Burges' original scheme for the present piece (reproduced above) appears on a sheet of fifteen coloured drawings for furniture entitled 'Furniture Own Room', (British Architectural Library, RIBA, Ref. Burg.[14] 107, and a preliminary sketch dated 1873 appears in one of Burges's own notebooks (RIBA archive). Another of Burges' notebooks contains a sketch of a detail of the chapel ceiling in the Palazzo Ricardi, Florence, which is possibly the source of inspiration for the exquisite design of the gilded underside of the upper shelf, incorporating thick panels of bevelled glass and finely carved fluted domes designed to subtly illuminate the objects on the shelf below. Bevelled glass was also employed by Burges in the dressing table created for his bedroom and this same piece also has carved finials which are remarkably similar to those on the present stand. The light cathedral-like effect of the present piece may be compared with the similar, though less playful, Gothic overmantel, also from Burges's bedroom; the arched castellations on the 'Narcissus' washstand which stood below the overmantel are echoed in the present stand from the same room.
After Burges' death in 1881, there was a sale of his effects.
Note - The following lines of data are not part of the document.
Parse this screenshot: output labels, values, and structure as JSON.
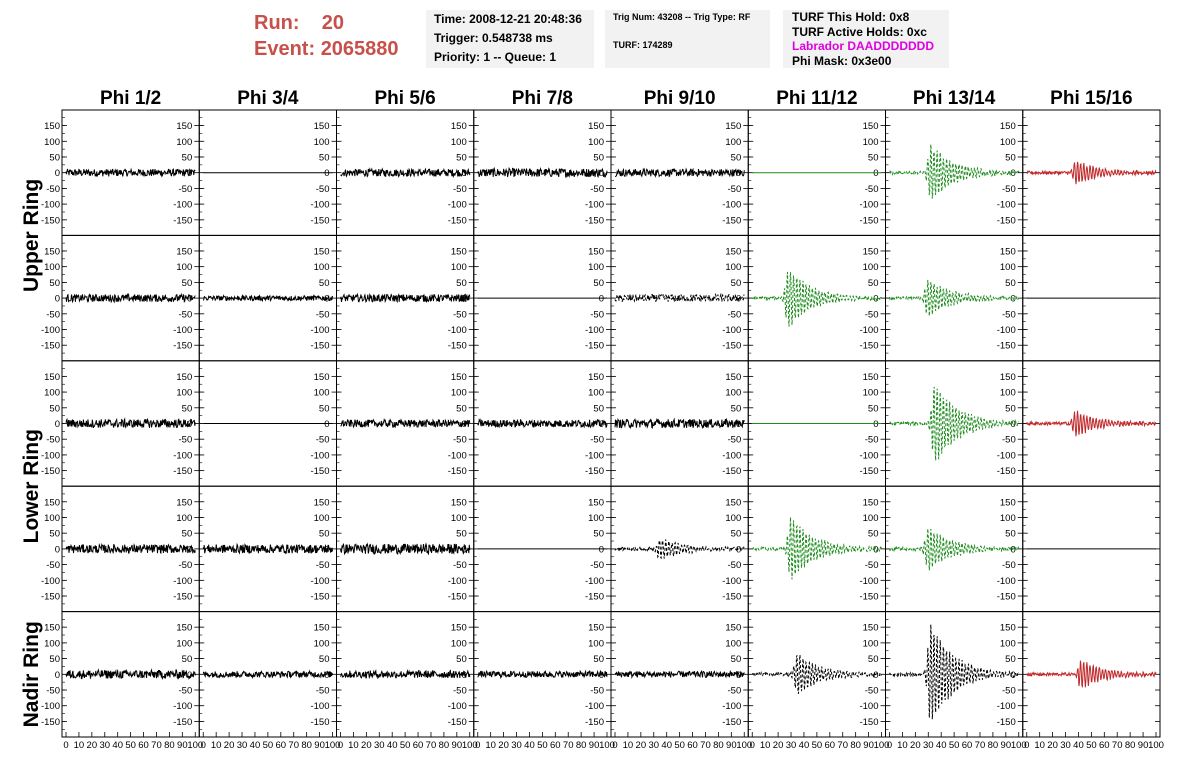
{
  "header": {
    "run_label": "Run:",
    "run_value": "20",
    "event_label": "Event:",
    "event_value": "2065880"
  },
  "info_box1": {
    "time": "Time: 2008-12-21 20:48:36",
    "trigger": "Trigger: 0.548738 ms",
    "priority": "Priority: 1 -- Queue: 1"
  },
  "info_box2": {
    "trig": "Trig Num: 43208 -- Trig Type: RF",
    "turf": "TURF: 174289"
  },
  "info_box3": {
    "hold": "TURF This Hold: 0x8",
    "active": "TURF Active Holds: 0xc",
    "labrador": "Labrador DAADDDDDDD",
    "phimask": "Phi Mask: 0x3e00"
  },
  "colors": {
    "black": "#000000",
    "green": "#1e8c1e",
    "red": "#c0282a",
    "title_red": "#c8504a",
    "labrador_magenta": "#e000e0"
  },
  "chart_data": {
    "type": "line",
    "columns": [
      "Phi 1/2",
      "Phi 3/4",
      "Phi 5/6",
      "Phi 7/8",
      "Phi 9/10",
      "Phi 11/12",
      "Phi 13/14",
      "Phi 15/16"
    ],
    "row_groups": [
      "Upper Ring",
      "Lower Ring",
      "Nadir Ring"
    ],
    "rows": 5,
    "xlim": [
      0,
      100
    ],
    "ylim": [
      -190,
      190
    ],
    "yticks": [
      -150,
      -100,
      -50,
      0,
      50,
      100,
      150
    ],
    "xticks": [
      0,
      10,
      20,
      30,
      40,
      50,
      60,
      70,
      80,
      90,
      100
    ],
    "panels": [
      [
        {
          "color": "black",
          "style": "solid",
          "mode": "noise",
          "amp": 12
        },
        {
          "color": "black",
          "style": "solid",
          "mode": "flat",
          "amp": 0
        },
        {
          "color": "black",
          "style": "solid",
          "mode": "noise",
          "amp": 12
        },
        {
          "color": "black",
          "style": "solid",
          "mode": "noise",
          "amp": 14
        },
        {
          "color": "black",
          "style": "solid",
          "mode": "noise",
          "amp": 12
        },
        {
          "color": "green",
          "style": "solid",
          "mode": "flat",
          "amp": 0
        },
        {
          "color": "green",
          "style": "dashed",
          "mode": "pulse",
          "amp": 90,
          "center": 32
        },
        {
          "color": "red",
          "style": "solid",
          "mode": "pulse",
          "amp": 40,
          "center": 38
        }
      ],
      [
        {
          "color": "black",
          "style": "solid",
          "mode": "noise",
          "amp": 12
        },
        {
          "color": "black",
          "style": "solid",
          "mode": "noise",
          "amp": 8
        },
        {
          "color": "black",
          "style": "solid",
          "mode": "noise",
          "amp": 12
        },
        {
          "color": "black",
          "style": "solid",
          "mode": "flat",
          "amp": 0
        },
        {
          "color": "black",
          "style": "dashed",
          "mode": "noise",
          "amp": 12
        },
        {
          "color": "green",
          "style": "dashed",
          "mode": "pulse",
          "amp": 95,
          "center": 28
        },
        {
          "color": "green",
          "style": "dashed",
          "mode": "pulse",
          "amp": 60,
          "center": 30
        },
        {
          "color": "black",
          "style": "solid",
          "mode": "flat",
          "amp": 0
        }
      ],
      [
        {
          "color": "black",
          "style": "solid",
          "mode": "noise",
          "amp": 14
        },
        {
          "color": "black",
          "style": "solid",
          "mode": "flat",
          "amp": 0
        },
        {
          "color": "black",
          "style": "solid",
          "mode": "noise",
          "amp": 12
        },
        {
          "color": "black",
          "style": "solid",
          "mode": "noise",
          "amp": 12
        },
        {
          "color": "black",
          "style": "solid",
          "mode": "noise",
          "amp": 14
        },
        {
          "color": "green",
          "style": "solid",
          "mode": "flat",
          "amp": 0
        },
        {
          "color": "green",
          "style": "dashed",
          "mode": "pulse",
          "amp": 130,
          "center": 35
        },
        {
          "color": "red",
          "style": "solid",
          "mode": "pulse",
          "amp": 40,
          "center": 38
        }
      ],
      [
        {
          "color": "black",
          "style": "solid",
          "mode": "noise",
          "amp": 14
        },
        {
          "color": "black",
          "style": "solid",
          "mode": "noise",
          "amp": 14
        },
        {
          "color": "black",
          "style": "solid",
          "mode": "noise",
          "amp": 16
        },
        {
          "color": "black",
          "style": "solid",
          "mode": "flat",
          "amp": 0
        },
        {
          "color": "black",
          "style": "dashed",
          "mode": "pulse",
          "amp": 35,
          "center": 35
        },
        {
          "color": "green",
          "style": "dashed",
          "mode": "pulse",
          "amp": 100,
          "center": 30
        },
        {
          "color": "green",
          "style": "dashed",
          "mode": "pulse",
          "amp": 70,
          "center": 30
        },
        {
          "color": "black",
          "style": "solid",
          "mode": "flat",
          "amp": 0
        }
      ],
      [
        {
          "color": "black",
          "style": "solid",
          "mode": "noise",
          "amp": 14
        },
        {
          "color": "black",
          "style": "solid",
          "mode": "noise",
          "amp": 10
        },
        {
          "color": "black",
          "style": "solid",
          "mode": "noise",
          "amp": 12
        },
        {
          "color": "black",
          "style": "solid",
          "mode": "noise",
          "amp": 10
        },
        {
          "color": "black",
          "style": "solid",
          "mode": "noise",
          "amp": 10
        },
        {
          "color": "black",
          "style": "dashed",
          "mode": "pulse",
          "amp": 65,
          "center": 35
        },
        {
          "color": "black",
          "style": "dashed",
          "mode": "pulse",
          "amp": 160,
          "center": 32
        },
        {
          "color": "red",
          "style": "solid",
          "mode": "pulse",
          "amp": 45,
          "center": 42
        }
      ]
    ]
  }
}
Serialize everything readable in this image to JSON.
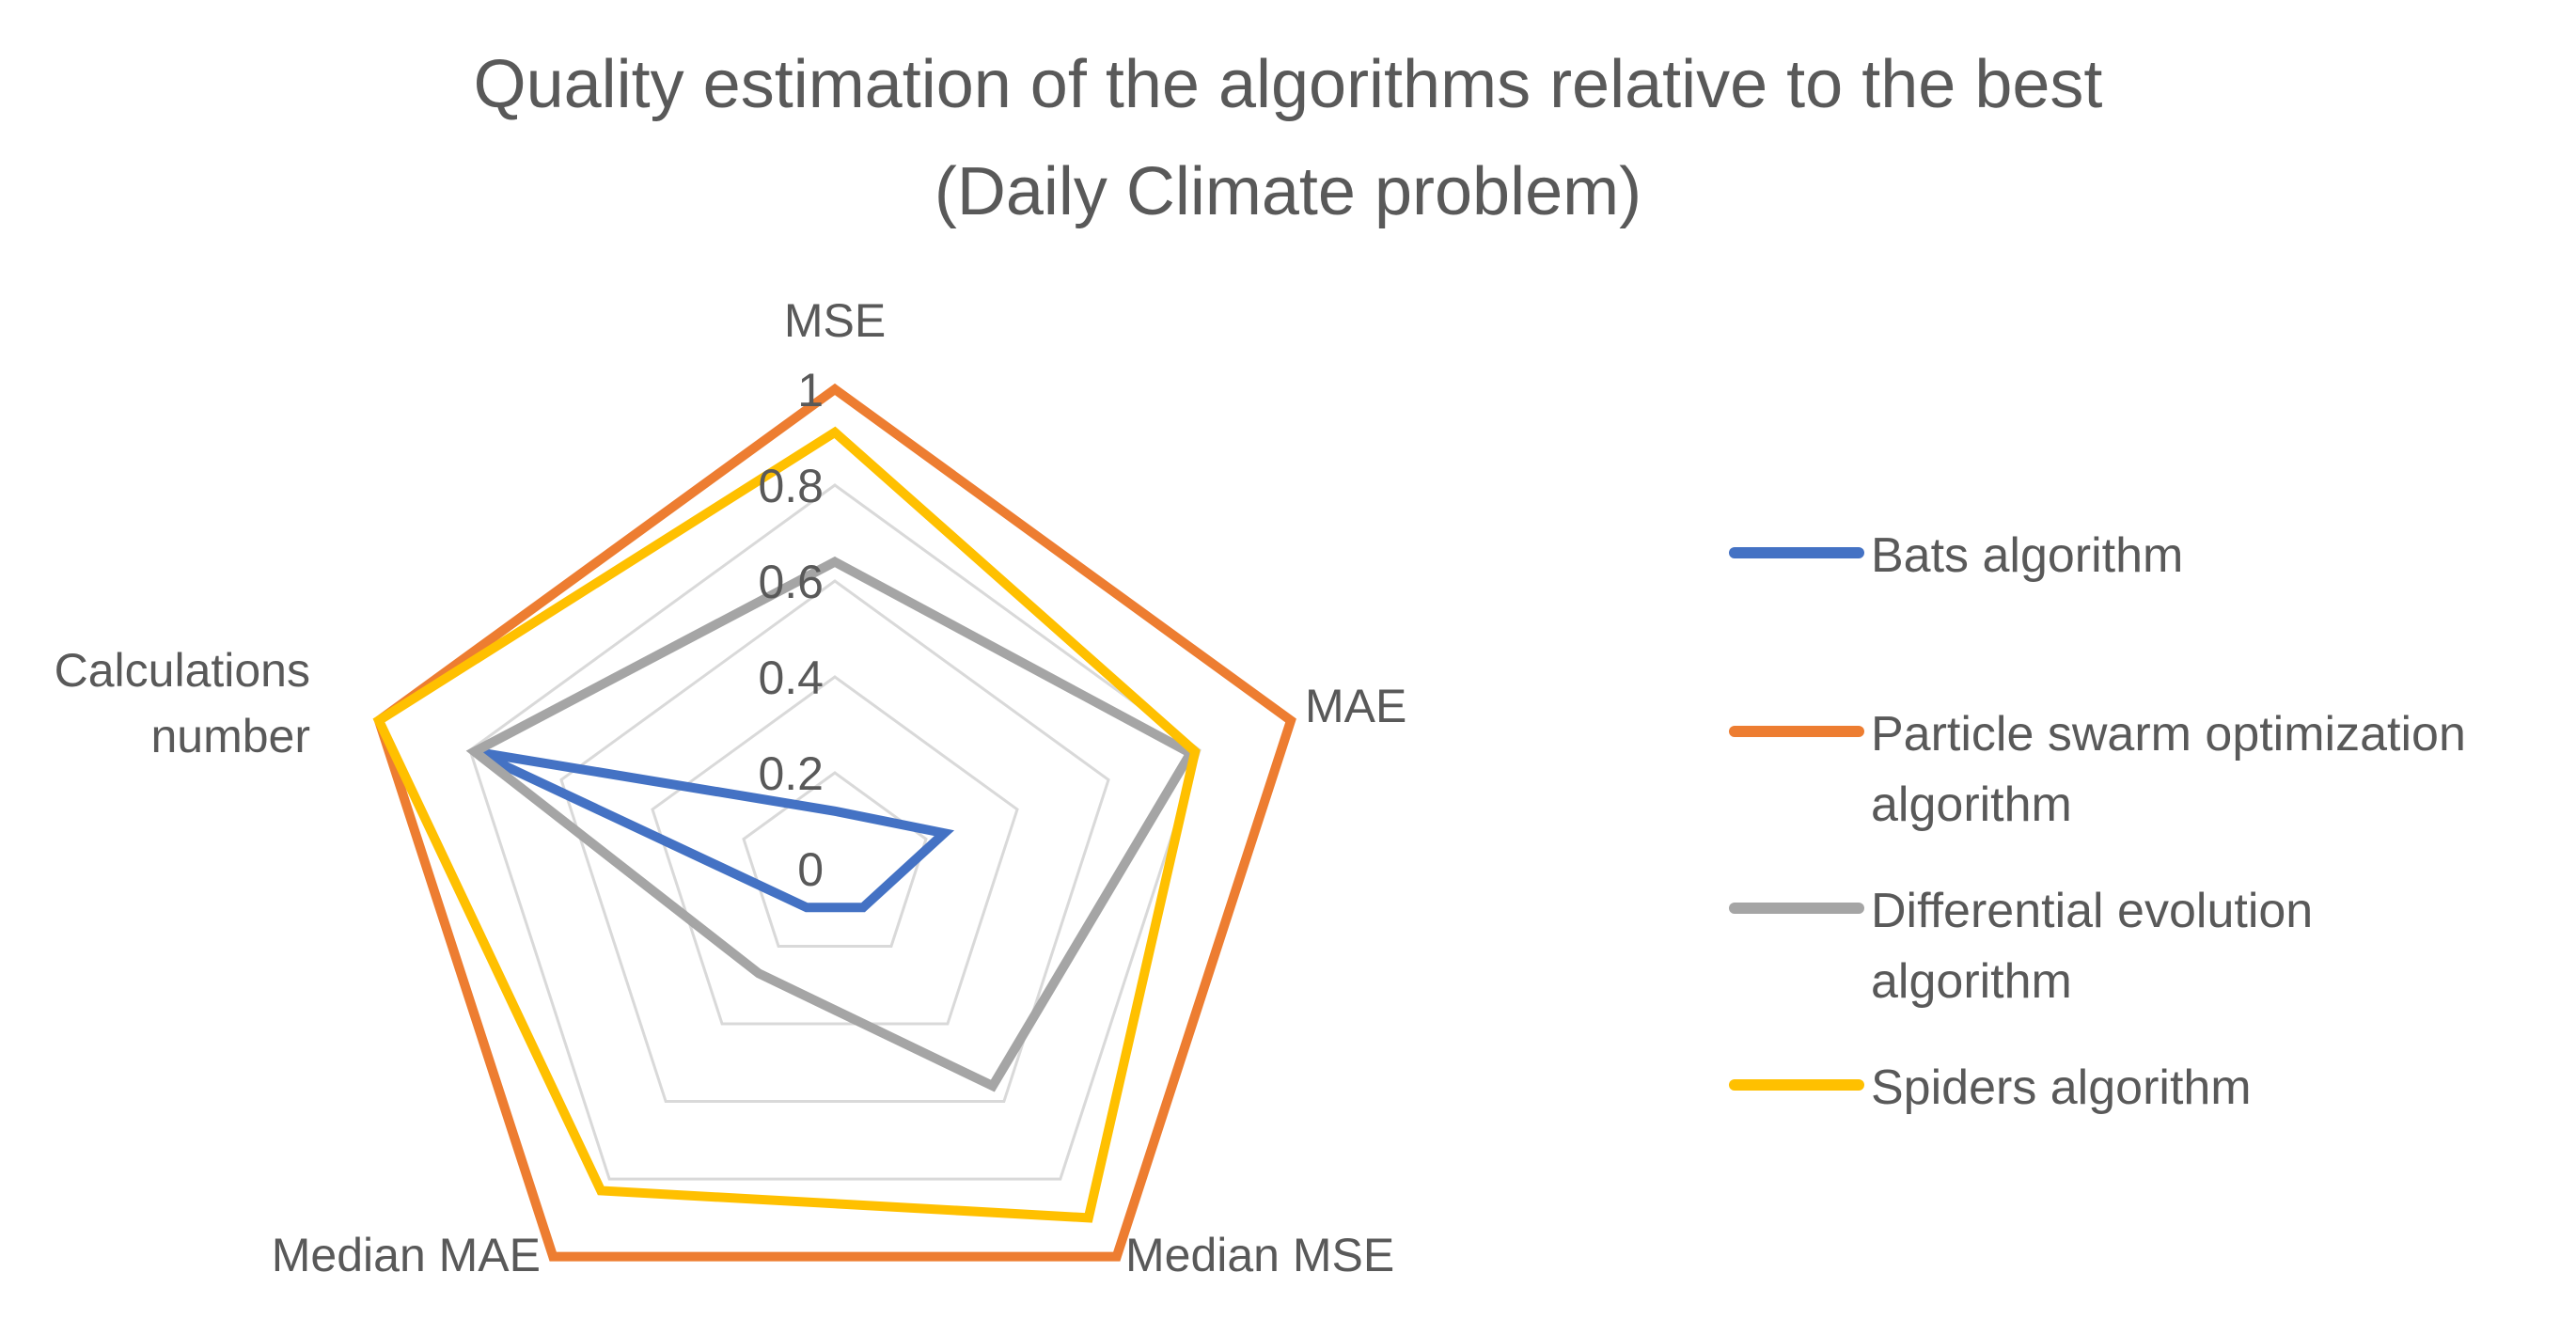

This sale must have included very little of his furniture as the complete interior of Tower House is described, room by room, in The House of William Burges, (R.P. Pullan, ed.,) in 1885. The stand, listed as a "Stand for Cabinets" is recorded here as item No. 33, located in "Mr. Burges' Own Bedroom". It would appear that the stand left Tower House before 1900: an inventory of the contents of the house of 1900 makes no mention of the piece, nor was it included in the sale of contents of Tower House in October 1933, when several important pieces, including Burges' bed, were offered for sale. Until recently, The stand and the earlier painted chest of drawers on which it once stood, were believed lost, known only from the surviving contemporary photographs taken in Burges' apartments in Buckingham Street in the 1870s. In the early 1970s however, the owners discovered the stand in an antique shop in London and purchased it for their private collection. In 1983, the marble shelf which forms the base was offered for sale at Messrs. Phillips, Son and Neale, London, (7 July 1983, lot 298A), where it was purchased by the present owners, who were thus able to re-unite the two elements. The painted chest of drawers of circa 1868 also re-appeared in 1983 and is now in the Manchester City Museum and Art Gallery.